Sempre nel corso del 2021, il 76% (+8% rispetto al 2020) degli imballaggi utilizzati in Italia, sia per uova fresche in guscio sia per ovoprodotti, è stato realizzato in materiale riciclato e riciclabile. Per quanto riguarda le uova fresche in guscio, l’imballaggio più utilizzato è in polpa di legno, materiale realizzato con materia prima riciclata al 100% e a sua volta riciclabile. Le confezioni in polistirene (-68% dal 2021) sono, invece, in fase di graduale sostituzione con confezioni in PET e R-PET; un materiale altamente riciclabile che ha visto un incremento del +320%.

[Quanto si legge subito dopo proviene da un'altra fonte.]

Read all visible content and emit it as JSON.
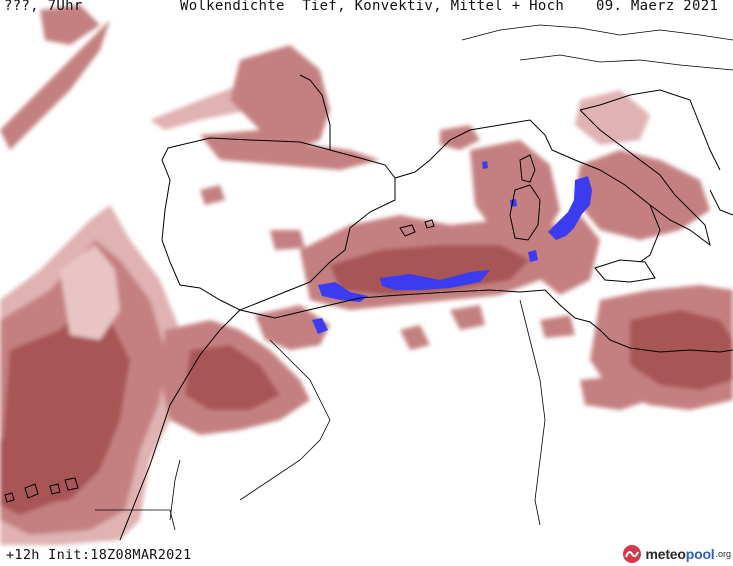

Da tempo, inoltre, l’azienda sta studiando soluzioni di economia circolare in grado di dare nuova vita alla pollina che, essendo ricca di azoto, può trovare impiego come fertilizzante naturale e come input per la produzione di biogas. Nel 2021, Eurovo ha avviato un impianto presso lo stabilimento di Mordano (Bo), dedicato alla trasformazione della pollina in pellet, così da produrre un fertilizzante naturale che possa essere utilizzato in qualsiasi periodo dell’anno abbattendo le emissioni di ammoniaca dalla pollina fresca e riducendo l’impiego di sostanze chimiche per arricchire i terreni.

Gruppo Eurovo ha introdotto anche numerose tecnologie che permettono di salvaguardare la risorsa idrica così da ridurre il quantitativo di acqua utilizzata per tonnellata di prodotto finito. Ad esempio, abbeveratoi antispreco negli allevamenti e impianti di ricircolo e di raccolta di vapori e condense presso gli stabilimenti di proprietà. Infine, è stato portato avanti l’obiettivo di efficientamento dei trasporti, ottimizzando i viaggi di carico e scarico lungo l’intera filiera e impostando una strategia di geografia economica, localizzando allevamenti e centri vicino ai grandi bacini di popolazione.

TUTELA DELLA BIODIVERSITÀ

L’azienda è impegnata in importanti iniziative per la tutela della biodiversità, come le Naturelle Amiche delle Api dedicata al ripopolamento apiario. Un progetto che, oltre a contribuire alla salvaguardia delle api, è la prova di come gli allevamenti del gruppo siamo ambienti dalle condizioni ottimali, dove le galline vivono in salute. Nei territori agricoli attorno agli allevamenti sono stati installati 420 alveari di cui 120 stanziali e 300 mobili per l’apicoltura nomade, che garantiscono un ambiente sano in cui riprodursi, in questa prima fase, a circa 15 milioni di api: un numero destinato a crescere nel tempo. A supporto del progetto sono state messe a punto soluzioni altamente tecnologiche, come una bilancia che misura giornalmente la produttività delle api e la produzione del primo miele del gruppo nelle varietà acacia, millefiori e millefiori primavera, completata lo scorso settembre.

È stato infine realizzato un altro grande progetto green in collaborazione con la Regione Emilia-Romagna: “Mettiamo Radici per il futuro”, con la piantumazione di 2.000 piante arboree e arbustive in un terreno all’interno dell’allevamento di Mordano, per migliorare l’habitat naturale e compensare le emissioni dell’allevamento.